The residual analysis shows that the residuals have a strong right skew and do not show constant variance. Therefore, the linear model is not valid in this case.
when PropMD=.03 and TotExp = 14. Does this forecast seem realistic? Why or why not?
\[ LifeExp = 6.277*10^{1} + 1.497*10^{3}*PropMD +7.233*10^{-5}TotExp -6.026*10^{-3}*PropMD*TotExp \\ LifeExp = 6.277*10^{1} + 1.497*10^{3}*0.03 +7.233*10^{-5}*14 -6.026*10^{-3}*0.03*14 \\ LifeExp = 107.6808 \]

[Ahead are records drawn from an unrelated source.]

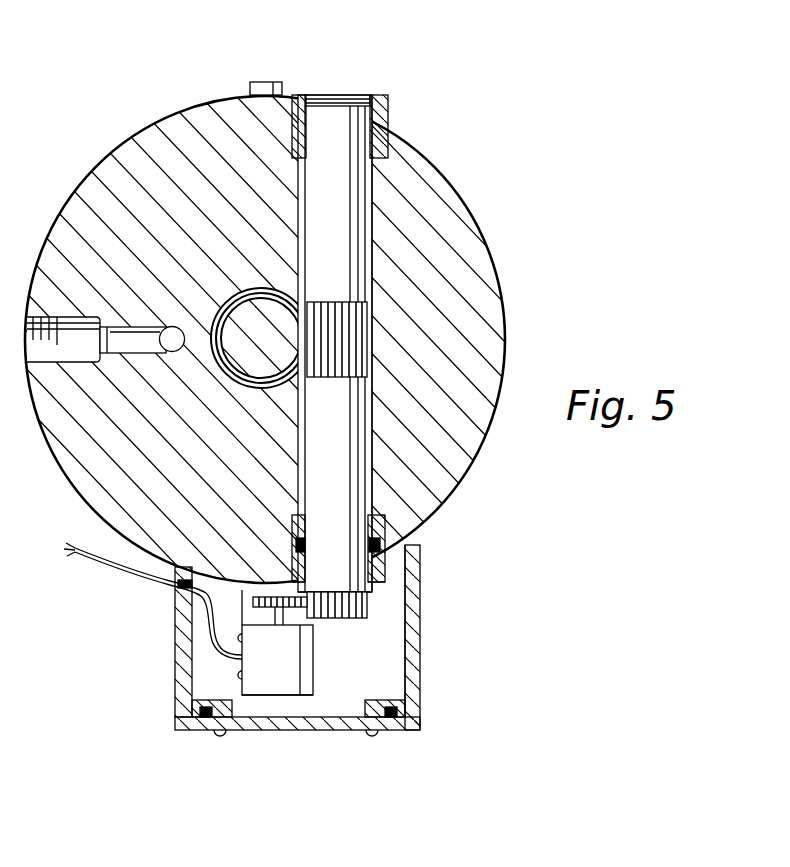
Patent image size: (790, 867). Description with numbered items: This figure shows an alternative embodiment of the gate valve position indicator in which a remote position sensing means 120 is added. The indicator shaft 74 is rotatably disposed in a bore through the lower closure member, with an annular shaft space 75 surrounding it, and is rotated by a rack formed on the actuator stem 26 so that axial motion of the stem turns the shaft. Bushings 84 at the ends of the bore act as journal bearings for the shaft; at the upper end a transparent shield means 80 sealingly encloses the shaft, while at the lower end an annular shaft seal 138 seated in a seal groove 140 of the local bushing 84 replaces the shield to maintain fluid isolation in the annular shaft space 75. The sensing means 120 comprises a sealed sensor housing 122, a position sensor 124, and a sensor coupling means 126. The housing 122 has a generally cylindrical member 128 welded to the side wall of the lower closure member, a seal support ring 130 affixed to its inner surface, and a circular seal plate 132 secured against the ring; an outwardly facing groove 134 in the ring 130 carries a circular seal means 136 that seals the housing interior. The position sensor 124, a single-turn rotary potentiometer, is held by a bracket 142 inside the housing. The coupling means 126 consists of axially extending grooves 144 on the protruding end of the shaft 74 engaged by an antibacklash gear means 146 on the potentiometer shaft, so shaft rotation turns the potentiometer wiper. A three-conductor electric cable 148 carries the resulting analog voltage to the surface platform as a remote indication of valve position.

The actuator stem 26 is at (262, 304).
The indicator shaft 74 is at (370, 191).
The annular shaft space 75 is at (377, 241).
The transparent shield means 80 is at (333, 97).
The bushing 84 is at (306, 515).
The annular shaft seal 138 is at (306, 545).
The seal groove 140 is at (303, 557).
The remote position sensing means 120 is at (313, 742).
The sensor housing 122 is at (430, 620).
The position sensor 124 is at (270, 703).
The sensor coupling means 126 is at (376, 603).
The cylindrical member 128 is at (421, 647).
The seal support ring 130 is at (378, 698).
The seal plate 132 is at (346, 732).
The groove 134 is at (393, 716).
The circular seal means 136 is at (390, 720).
The bracket 142 is at (248, 607).
The axially extending grooves 144 is at (340, 612).
The antibacklash gear means 146 is at (266, 609).
The three-conductor electric cable 148 is at (130, 582).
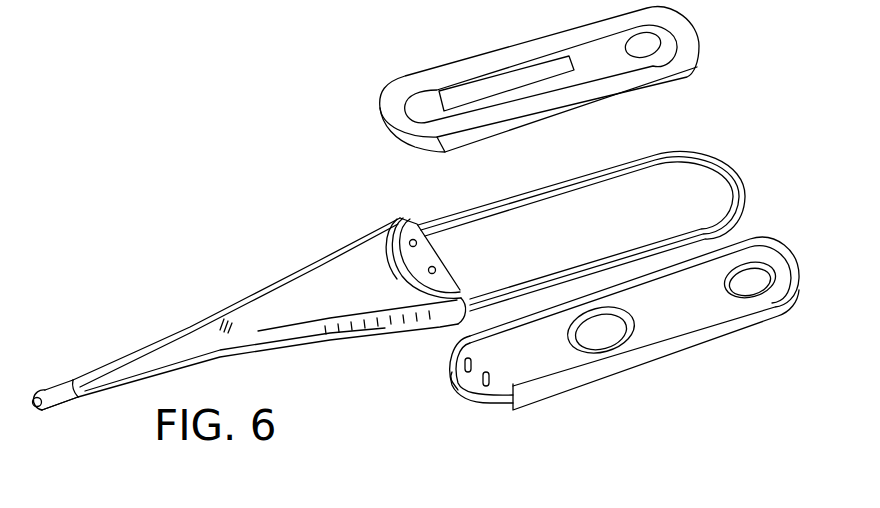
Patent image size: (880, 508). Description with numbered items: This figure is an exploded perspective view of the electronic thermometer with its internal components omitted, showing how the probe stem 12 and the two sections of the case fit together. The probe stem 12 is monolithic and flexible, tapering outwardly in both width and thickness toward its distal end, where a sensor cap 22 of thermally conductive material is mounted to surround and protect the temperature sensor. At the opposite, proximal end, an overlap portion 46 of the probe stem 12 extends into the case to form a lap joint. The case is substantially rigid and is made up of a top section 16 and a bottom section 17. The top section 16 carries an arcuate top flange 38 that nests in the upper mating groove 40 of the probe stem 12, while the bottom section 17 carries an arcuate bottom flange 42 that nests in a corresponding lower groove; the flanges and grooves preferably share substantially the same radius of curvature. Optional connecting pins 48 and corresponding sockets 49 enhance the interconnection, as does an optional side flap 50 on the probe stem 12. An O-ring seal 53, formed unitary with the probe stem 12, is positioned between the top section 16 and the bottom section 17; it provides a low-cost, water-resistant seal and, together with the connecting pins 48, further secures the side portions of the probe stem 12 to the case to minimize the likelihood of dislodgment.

The probe stem 12 is at (247, 316).
The top section 16 is at (681, 28).
The bottom section 17 is at (715, 330).
The sensor cap 22 is at (57, 383).
The top flange 38 is at (397, 137).
The upper mating groove 40 is at (400, 217).
The bottom flange 42 is at (447, 386).
The overlap portion 46 is at (441, 255).
The connecting pins 48 is at (483, 405).
The sockets 49 is at (396, 222).
The side flap 50 is at (414, 240).
The O-ring seal 53 is at (737, 180).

107.7 years seems very unrealistic first, that age for a human being is an outlier to the point where someone making it to that age will be featured in National or even International news. Life expectancy is the average time a person can expect to live, I don’t see approximately 50% of a population making it to 107 with modern technology. Furthermore, 3% of the population being MDs seems unreasonably high; that would be about 9.5 million doctors in the US. Total Expenditures of $14 seems unreasonably low as that includes both personal and government expenditures.